CHICAGO--Peter Chernin and Tim Armstrong, top executives in the online video market, reiterated their belief that increasingly valuable branded content will continue to drive the online video market for the foreseeable future. In separate keynote appearances here at the INTX cable industry trade show, the head of The Chernin Group and the chief executive of AOL explained that the market for online video will continue to grow as more people around the globe connect to the Internet and video creators continue to churn out more quality content.
"Every consumer in America is now an aggregator," explained Peter Chernin, CEO of The Chernin Group, which last year formed a $500 million joint venture with AT&T (NYSE: T) called Otter Media to specifically target the online video market. Late last year Otter Media purchased YouTube video network Fullscreen for around $250 million--an indication of the importance of online video content creation and distribution.
Chernin explained that there are now a wide range of companies supplying content into the online video space, including Facebook (NASDAQ: FB), Twitter, AOL, Snapchat and others--a marked difference from several years ago, when YouTube ruled the space largely unopposed. "What you are seeing now is an enormous amount of content," Chernin said, adding that users are now in a position to pick and choose what kinds of content they want to watch, and where they want to watch it.
And that online video competition will likely spread across the globe, Chernin said. He pointed to investments his company is making in markets like India and Indonesia--he said that India will in the next few years surpass China as the world's most populous market, while Indonesia will soon pass the United States in terms of the number of Internet users. Both markets, he said, represent major opportunities for advertisers looking to connect with potential customers online.
Tim Armstrong, a former Google (NASDAQ: GOOG) executive who has served as AOL's CEO since 2009, said that his company spent "tens of millions of dollars" on original video content last year, and plans to continue to do so. He said the company's top three original shows have reached around 15 million viewers--and he said that number could blossom to 150 million as more users around the world get connected to the Internet through smartphones and other devices.
Indeed, AOL just last month announced its 2015 lineup of original video programming as part of online video's NewFronts. AOL's "Content 365" strategy includes content from "A-list talent" including Steve Buscemi, Ryan Duffy, James Franco, Kevin Jonas, Sarah Lane, Jared Leto and others. AOL boasted that it now counts over 1 million premium videos in its library, and that 50 percent of its traffic now comes from mobile devices. Last year, the company said its 2014 slate of 16 original shows garnered a total of roughly 200 million views.

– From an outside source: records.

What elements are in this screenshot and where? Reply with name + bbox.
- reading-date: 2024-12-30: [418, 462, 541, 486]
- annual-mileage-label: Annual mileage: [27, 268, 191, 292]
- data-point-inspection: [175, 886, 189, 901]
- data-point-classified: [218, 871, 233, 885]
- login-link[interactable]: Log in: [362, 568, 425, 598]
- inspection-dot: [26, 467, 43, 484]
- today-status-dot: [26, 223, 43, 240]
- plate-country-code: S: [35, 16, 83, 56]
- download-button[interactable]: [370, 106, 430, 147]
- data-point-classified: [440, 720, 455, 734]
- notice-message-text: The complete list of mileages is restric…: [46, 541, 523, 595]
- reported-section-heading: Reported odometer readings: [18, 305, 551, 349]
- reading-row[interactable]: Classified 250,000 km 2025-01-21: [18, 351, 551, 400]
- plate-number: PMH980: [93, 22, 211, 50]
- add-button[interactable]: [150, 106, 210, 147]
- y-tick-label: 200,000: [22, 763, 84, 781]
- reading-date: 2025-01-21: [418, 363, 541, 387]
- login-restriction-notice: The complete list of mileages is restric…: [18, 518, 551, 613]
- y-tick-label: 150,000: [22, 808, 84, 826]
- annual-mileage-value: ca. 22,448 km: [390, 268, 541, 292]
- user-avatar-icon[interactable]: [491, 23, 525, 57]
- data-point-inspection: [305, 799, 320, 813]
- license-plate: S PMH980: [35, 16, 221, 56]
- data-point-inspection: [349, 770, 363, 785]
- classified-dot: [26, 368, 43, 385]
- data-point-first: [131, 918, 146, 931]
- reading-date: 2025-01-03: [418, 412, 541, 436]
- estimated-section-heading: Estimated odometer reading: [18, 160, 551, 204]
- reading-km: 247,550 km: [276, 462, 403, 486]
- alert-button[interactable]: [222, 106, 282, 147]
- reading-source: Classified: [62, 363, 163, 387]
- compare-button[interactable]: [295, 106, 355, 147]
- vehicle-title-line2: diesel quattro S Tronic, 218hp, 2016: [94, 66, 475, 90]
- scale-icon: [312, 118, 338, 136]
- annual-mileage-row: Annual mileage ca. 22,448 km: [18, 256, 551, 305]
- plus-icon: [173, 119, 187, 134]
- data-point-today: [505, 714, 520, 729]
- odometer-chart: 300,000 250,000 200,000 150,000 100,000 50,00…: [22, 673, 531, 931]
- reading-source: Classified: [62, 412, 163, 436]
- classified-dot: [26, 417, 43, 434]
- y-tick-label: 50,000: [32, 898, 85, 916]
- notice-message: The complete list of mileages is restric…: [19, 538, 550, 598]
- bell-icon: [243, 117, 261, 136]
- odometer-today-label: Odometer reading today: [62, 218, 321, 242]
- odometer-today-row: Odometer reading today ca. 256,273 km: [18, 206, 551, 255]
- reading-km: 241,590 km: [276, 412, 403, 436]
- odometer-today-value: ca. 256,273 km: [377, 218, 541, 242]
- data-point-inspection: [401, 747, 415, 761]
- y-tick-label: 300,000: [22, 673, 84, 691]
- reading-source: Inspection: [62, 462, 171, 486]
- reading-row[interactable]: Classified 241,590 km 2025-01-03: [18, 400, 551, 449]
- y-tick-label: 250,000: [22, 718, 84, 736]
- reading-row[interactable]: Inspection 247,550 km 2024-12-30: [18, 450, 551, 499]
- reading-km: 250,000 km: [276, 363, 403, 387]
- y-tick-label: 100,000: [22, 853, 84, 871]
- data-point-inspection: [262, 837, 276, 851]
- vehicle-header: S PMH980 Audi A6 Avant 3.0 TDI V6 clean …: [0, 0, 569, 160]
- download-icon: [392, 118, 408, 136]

"I refer to this [phone] as a cable box in my pocket," Armstrong said of his iPhone. He predicted that the value of video content will continue to rise, as will the prices advertisers pay to show their ads to online video users.
However, Armstrong pointed out that the online video industry will likely pursue content and viewers in conjunction with the cable and broadcast TV markets. He pointed to the company's deal last week with NBCUniversal to share content and develop programming.
"I think there's going to be a massive fight for content," Armstrong predicted.